Kolejny wyścig nowego sezonu F1 jest już za nami. Red Bull potwierdził swoją dominację, ale nie obyło się bez zwrotów akcji.
Większość specjalistów stawiało na Verstappena, ale Holendrowi zabrakło szczęścia. GP Azerbejdżanu 2023 padło łupem Pereza, który jechał bardzo solidnie i skorzystał ze zdarzenia losowego. Na najniższym stopniu podium stanął Leclerc.
Max zjechał po nowe opony, gdy tor był czysty. Sergio natomiast miał możliwość wymiany ogumienia podczas wyjazdu samochodu bezpieczeństwa. Tym sposobem zaoszczędził czas i wyprzedził kolegę z zespołu.
Nie oddał już swojego prowadzenia. Verstappen narzekał na balans bolidu i nie był w stanie zbliżyć się do Meksykanina. Obaj kierowcy Red Bulla jechali w bezpiecznej odległości od Leclerca, który w końcu znalazł się w pierwszej trójce.
GP Azerbejdżanu 2023 – wyniki
Czwarte miejsce zdobył Fernando Alonso, który poradził sobie z Sainzem i zanotował świetny wyścig. Drugi kierowca Ferrari dotarł na metę jako piąty. Z pewnością nie był zachwycony, ale Ferrari nie było na tyle mocne, by stawiać warunki w Baku.

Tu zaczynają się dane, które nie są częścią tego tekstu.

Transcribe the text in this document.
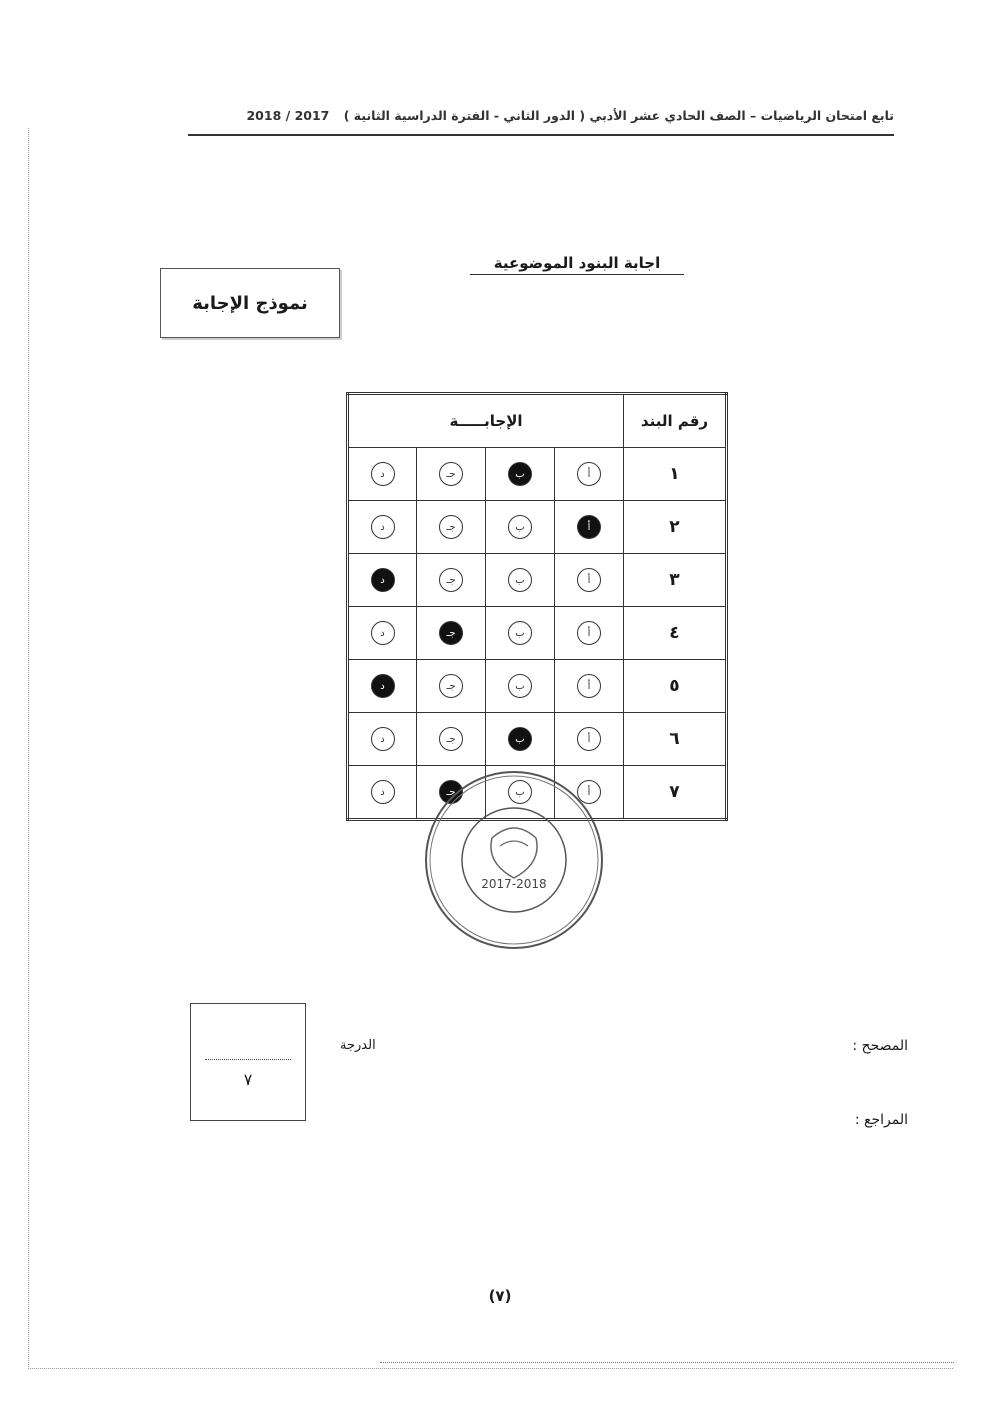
تابع امتحان الرياضيات – الصف الحادي عشر الأدبي ( الدور الثاني - الفترة الدراسية الثانية ) 2017 / 2018
اجابة البنود الموضوعية
نموذج الإجابة
الإجابـــــة				رقم البند
د	جـ	ب	أ	١
د	جـ	ب	أ	٢
د	جـ	ب	أ	٣
د	جـ	ب	أ	٤
د	جـ	ب	أ	٥
د	جـ	ب	أ	٦
د	جـ	ب	أ	٧
2017-2018
٧
الدرجة	المصحح :
المراجع :
(٧)
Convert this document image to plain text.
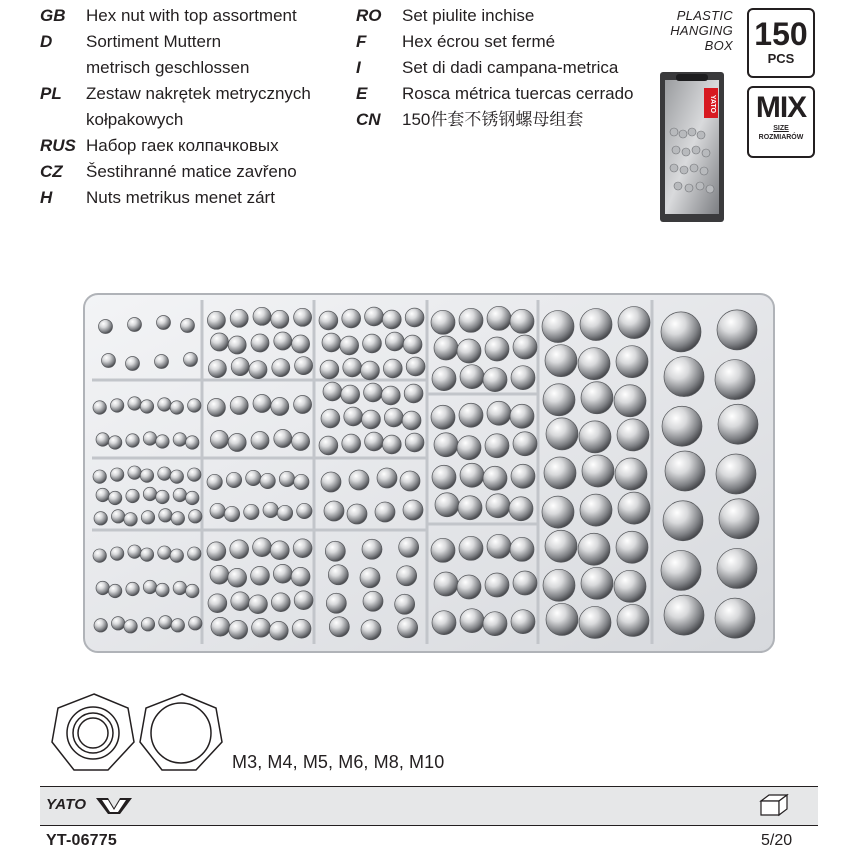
GB Hex nut with top assortment
D Sortiment Muttern
metrisch geschlossen
PL Zestaw nakrętek metrycznych
kołpakowych
RUS Набор гаек колпачковых
CZ Šestihranné matice zavřeno
H Nuts metrikus menet zárt
RO Set piulite inchise
F Hex écrou set fermé
I Set di dadi campana-metrica
E Rosca métrica tuercas cerrado
CN 150件套不锈钢螺母组套
PLASTIC
HANGING
BOX 150
PCS
MIX
SIZE
ROZMIARÓW
YATO
M3, M4, M5, M6, M8, M10
YATO
YT-06775	5/20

Szóstą pozycję zgarnął Hamilton. Tempo Mercedesa wciąż jest gorsze, niż oczekiwaliby tego kibice. „Pudło” nie było tym razem w zasięgu. Za Brytyjczykiem znalazł się Lance Stroll, drugi kierowca Astona Martina. Ósme miejsce przypadło Russellowi, który pozwolił sobie na bardzo ciekawy manewr wyprzedzania Strolla na wjeździe do alei serwisowej.
Sędziowie uznali, że nie złamał przepisów. Ostatecznie znalazł się jednak za Kanadyjczykiem, ale miał spory zapas czasu, dlatego zjechał po miękką mieszankę i ustanowił najszybszy czas okrążenia, za co zgarnął dodatkowy punkt.

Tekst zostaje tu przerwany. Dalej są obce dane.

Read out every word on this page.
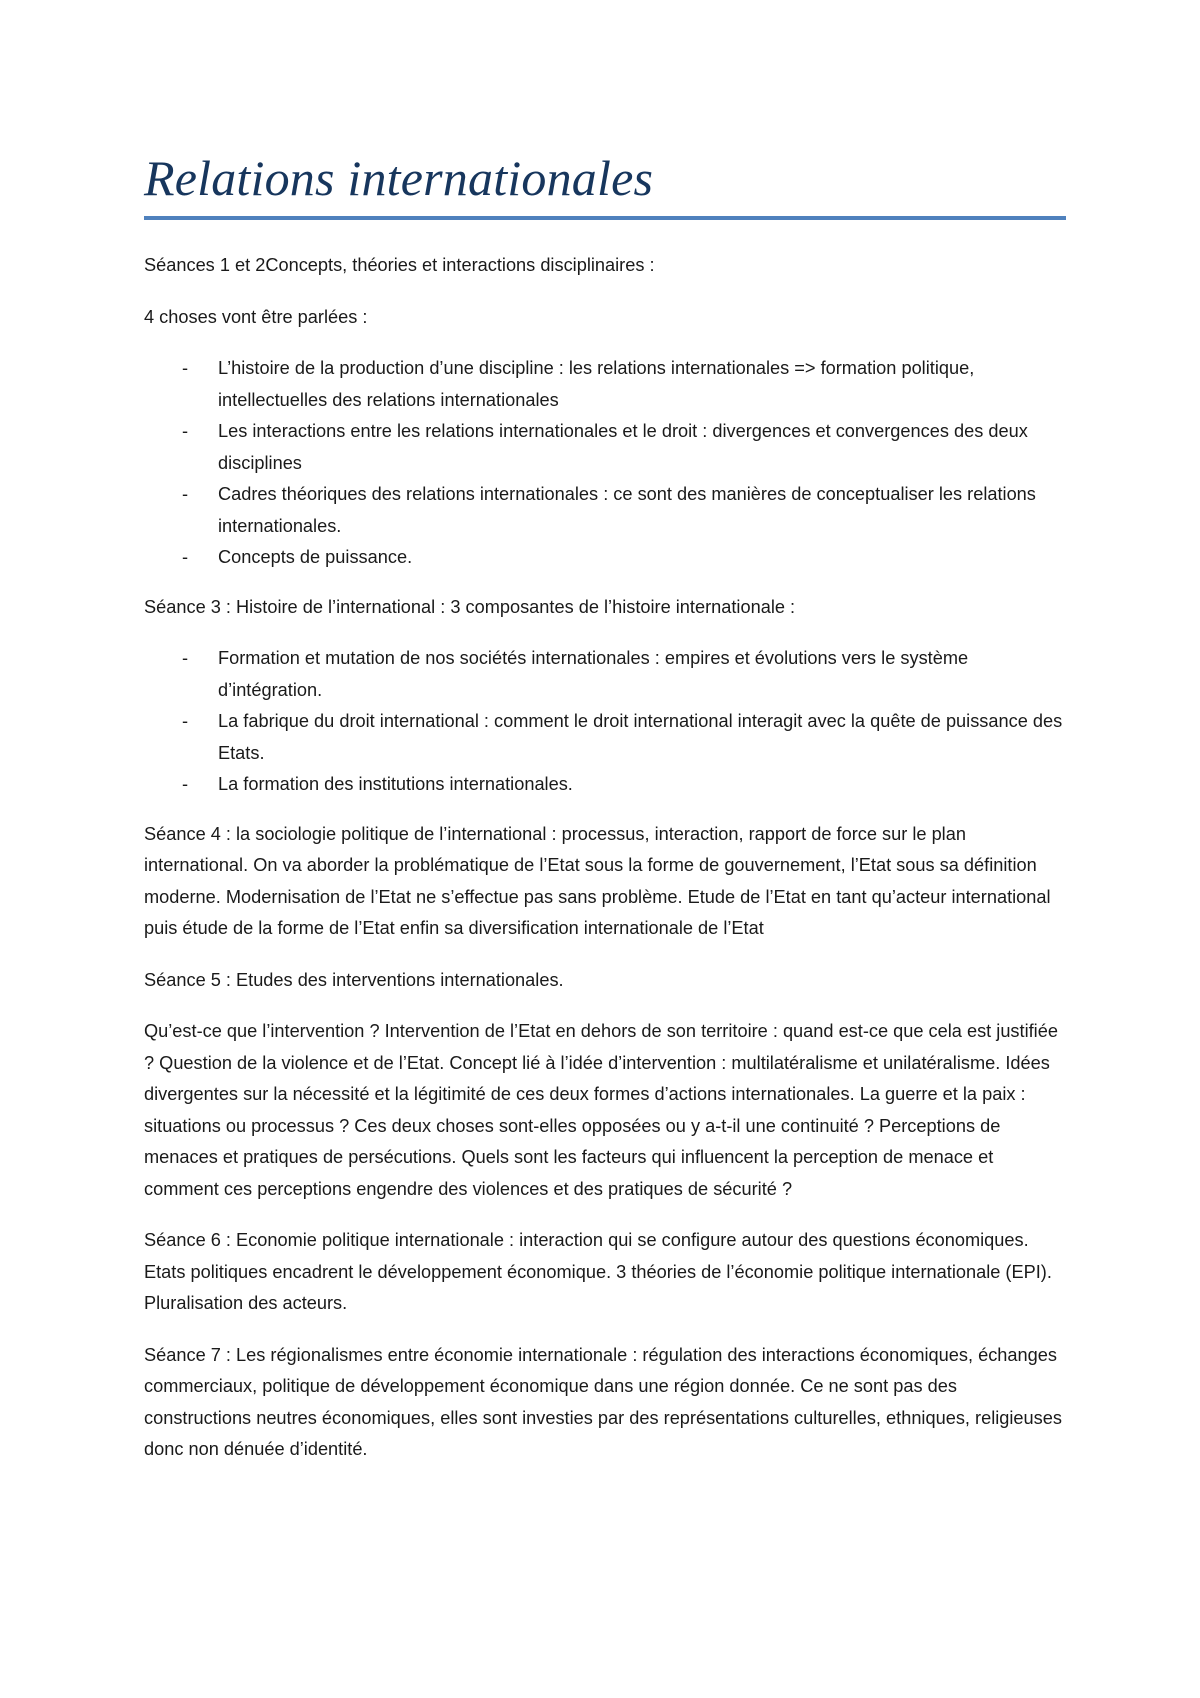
Relations internationales

Séances 1 et 2Concepts, théories et interactions disciplinaires :

4 choses vont être parlées :

- L’histoire de la production d’une discipline : les relations internationales => formation politique, intellectuelles des relations internationales
- Les interactions entre les relations internationales et le droit : divergences et convergences des deux disciplines
- Cadres théoriques des relations internationales : ce sont des manières de conceptualiser les relations internationales.
- Concepts de puissance.

Séance 3 : Histoire de l’international : 3 composantes de l’histoire internationale :

- Formation et mutation de nos sociétés internationales : empires et évolutions vers le système d’intégration.
- La fabrique du droit international : comment le droit international interagit avec la quête de puissance des Etats.
- La formation des institutions internationales.

Séance 4 : la sociologie politique de l’international : processus, interaction, rapport de force sur le plan international. On va aborder la problématique de l’Etat sous la forme de gouvernement, l’Etat sous sa définition moderne. Modernisation de l’Etat ne s’effectue pas sans problème. Etude de l’Etat en tant qu’acteur international puis étude de la forme de l’Etat enfin sa diversification internationale de l’Etat

Séance 5 : Etudes des interventions internationales.

Qu’est-ce que l’intervention ? Intervention de l’Etat en dehors de son territoire : quand est-ce que cela est justifiée ? Question de la violence et de l’Etat. Concept lié à l’idée d’intervention : multilatéralisme et unilatéralisme. Idées divergentes sur la nécessité et la légitimité de ces deux formes d’actions internationales. La guerre et la paix : situations ou processus ? Ces deux choses sont-elles opposées ou y a-t-il une continuité ? Perceptions de menaces et pratiques de persécutions. Quels sont les facteurs qui influencent la perception de menace et comment ces perceptions engendre des violences et des pratiques de sécurité ?

Séance 6 : Economie politique internationale : interaction qui se configure autour des questions économiques. Etats politiques encadrent le développement économique. 3 théories de l’économie politique internationale (EPI). Pluralisation des acteurs.

Séance 7 : Les régionalismes entre économie internationale : régulation des interactions économiques, échanges commerciaux, politique de développement économique dans une région donnée. Ce ne sont pas des constructions neutres économiques, elles sont investies par des représentations culturelles, ethniques, religieuses donc non dénuée d’identité.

>Porsche rezygnuje z F1. Oczekiwali więcej, niż podpowiadał rozsądek
Dziewiątą lokatę zdobył Lando Norris, a dziesiątkę uzupełnił Yuki Tsunoda. Kolejne miejsca zajęli: Piastri, Albon, Magnussen, Gasly, Ocon, Sargeant, Hulkenberg i Bottas. Dwóch kierowców nie ukończyło zmagań: Zhou i de Vries.
W klasyfikacji indywidualnej, pierwsze miejsce ma Verstappen (93 punktów) z niewielką przewagą nad Perezem. W pierwszej piątce są też Hamilton i Sainz.